One of the modes through which colonial law functioned was through a dual legal system – one for the coloniser and one for the colonised, the former enabling the subjugation of the colonised. The coloniser mentality in conditions of electoral democracy is replaced by a “dual state”, drawing from political scientist Stephen Holmes’ brilliantly stylised thesis. The duality does not lie in two different sets of law but in differentiating application of the same law. While the democratic façade of rule-of-law is kept intact, structures of law are kept deliberately unclear, ambiguous and fluid. Who, when, how and under what conditions will the law come to incarcerate is kept predictable for the sovereign but unpredictable, arbitrary and “maddeningly erratic” for the citizens.

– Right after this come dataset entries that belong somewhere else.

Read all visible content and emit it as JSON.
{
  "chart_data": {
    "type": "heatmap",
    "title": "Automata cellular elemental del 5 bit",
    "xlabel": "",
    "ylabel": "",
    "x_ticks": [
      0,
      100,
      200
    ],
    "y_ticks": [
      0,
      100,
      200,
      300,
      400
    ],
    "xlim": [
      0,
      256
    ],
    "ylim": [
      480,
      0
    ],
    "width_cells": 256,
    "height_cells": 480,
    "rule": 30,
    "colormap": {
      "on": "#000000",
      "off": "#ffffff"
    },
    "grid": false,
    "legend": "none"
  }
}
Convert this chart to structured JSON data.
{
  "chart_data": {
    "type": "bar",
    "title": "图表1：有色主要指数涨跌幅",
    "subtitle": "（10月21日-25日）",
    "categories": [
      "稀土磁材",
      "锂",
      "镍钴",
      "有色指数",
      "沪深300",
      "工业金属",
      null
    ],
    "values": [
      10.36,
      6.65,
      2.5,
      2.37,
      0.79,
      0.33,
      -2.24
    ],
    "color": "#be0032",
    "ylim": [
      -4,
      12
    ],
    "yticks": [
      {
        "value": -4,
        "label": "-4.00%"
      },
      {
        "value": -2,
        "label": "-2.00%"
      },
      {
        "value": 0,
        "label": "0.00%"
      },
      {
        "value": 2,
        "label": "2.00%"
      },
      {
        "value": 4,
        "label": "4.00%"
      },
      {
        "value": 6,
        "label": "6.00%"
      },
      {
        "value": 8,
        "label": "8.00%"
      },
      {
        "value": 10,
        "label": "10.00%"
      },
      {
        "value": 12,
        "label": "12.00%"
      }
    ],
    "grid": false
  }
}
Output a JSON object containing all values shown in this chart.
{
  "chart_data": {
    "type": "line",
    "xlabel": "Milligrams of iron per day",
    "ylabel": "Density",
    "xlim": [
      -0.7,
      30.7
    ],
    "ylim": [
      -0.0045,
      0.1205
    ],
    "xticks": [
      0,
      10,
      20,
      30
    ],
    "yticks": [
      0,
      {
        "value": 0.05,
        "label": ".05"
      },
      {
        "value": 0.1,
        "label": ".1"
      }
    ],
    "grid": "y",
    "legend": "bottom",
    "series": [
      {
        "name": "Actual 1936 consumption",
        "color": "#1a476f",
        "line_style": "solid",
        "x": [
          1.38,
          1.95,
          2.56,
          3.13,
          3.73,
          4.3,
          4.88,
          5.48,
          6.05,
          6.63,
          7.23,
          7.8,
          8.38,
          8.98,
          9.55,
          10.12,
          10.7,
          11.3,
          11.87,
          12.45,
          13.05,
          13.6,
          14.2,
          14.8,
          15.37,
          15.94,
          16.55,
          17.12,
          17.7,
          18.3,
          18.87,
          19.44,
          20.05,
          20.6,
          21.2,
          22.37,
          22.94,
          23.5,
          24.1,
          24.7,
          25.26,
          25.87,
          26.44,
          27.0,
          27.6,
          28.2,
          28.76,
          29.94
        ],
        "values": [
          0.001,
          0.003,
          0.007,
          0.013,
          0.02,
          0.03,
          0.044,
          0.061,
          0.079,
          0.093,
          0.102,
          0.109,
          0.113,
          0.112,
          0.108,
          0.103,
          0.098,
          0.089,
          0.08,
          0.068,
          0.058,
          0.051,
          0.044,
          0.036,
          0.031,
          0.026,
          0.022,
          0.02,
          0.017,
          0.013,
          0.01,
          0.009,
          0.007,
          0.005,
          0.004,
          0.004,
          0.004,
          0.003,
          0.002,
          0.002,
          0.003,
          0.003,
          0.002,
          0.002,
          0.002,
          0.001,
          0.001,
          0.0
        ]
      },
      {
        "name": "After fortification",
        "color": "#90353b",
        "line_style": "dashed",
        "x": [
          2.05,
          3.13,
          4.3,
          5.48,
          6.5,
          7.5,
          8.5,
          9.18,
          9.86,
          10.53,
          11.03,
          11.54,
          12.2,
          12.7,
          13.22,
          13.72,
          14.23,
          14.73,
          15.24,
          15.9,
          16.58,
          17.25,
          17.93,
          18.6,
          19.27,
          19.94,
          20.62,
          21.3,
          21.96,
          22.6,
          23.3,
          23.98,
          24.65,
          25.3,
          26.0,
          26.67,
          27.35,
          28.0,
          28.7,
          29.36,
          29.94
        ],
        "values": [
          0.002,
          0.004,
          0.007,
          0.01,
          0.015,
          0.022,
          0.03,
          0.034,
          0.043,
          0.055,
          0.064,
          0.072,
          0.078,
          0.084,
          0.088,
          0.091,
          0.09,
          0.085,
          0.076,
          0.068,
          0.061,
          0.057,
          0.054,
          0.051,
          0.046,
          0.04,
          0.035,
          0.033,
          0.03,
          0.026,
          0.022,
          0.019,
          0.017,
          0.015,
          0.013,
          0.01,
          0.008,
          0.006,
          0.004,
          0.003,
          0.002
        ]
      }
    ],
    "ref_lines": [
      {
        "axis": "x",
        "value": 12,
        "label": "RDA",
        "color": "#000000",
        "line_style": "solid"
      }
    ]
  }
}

The true test for decolonized law is not what it calls itself. It is in how it treats its citizens: as “subjects” who cannot be trusted and therefore are treated as the “other”, or as citizens who can hold power accountable. The colonial dynamic does not necessarily end with a nomenclature makeover.

 

Rajshree Chandra teaches political science at Janki Devi Memorial College, Delhi University.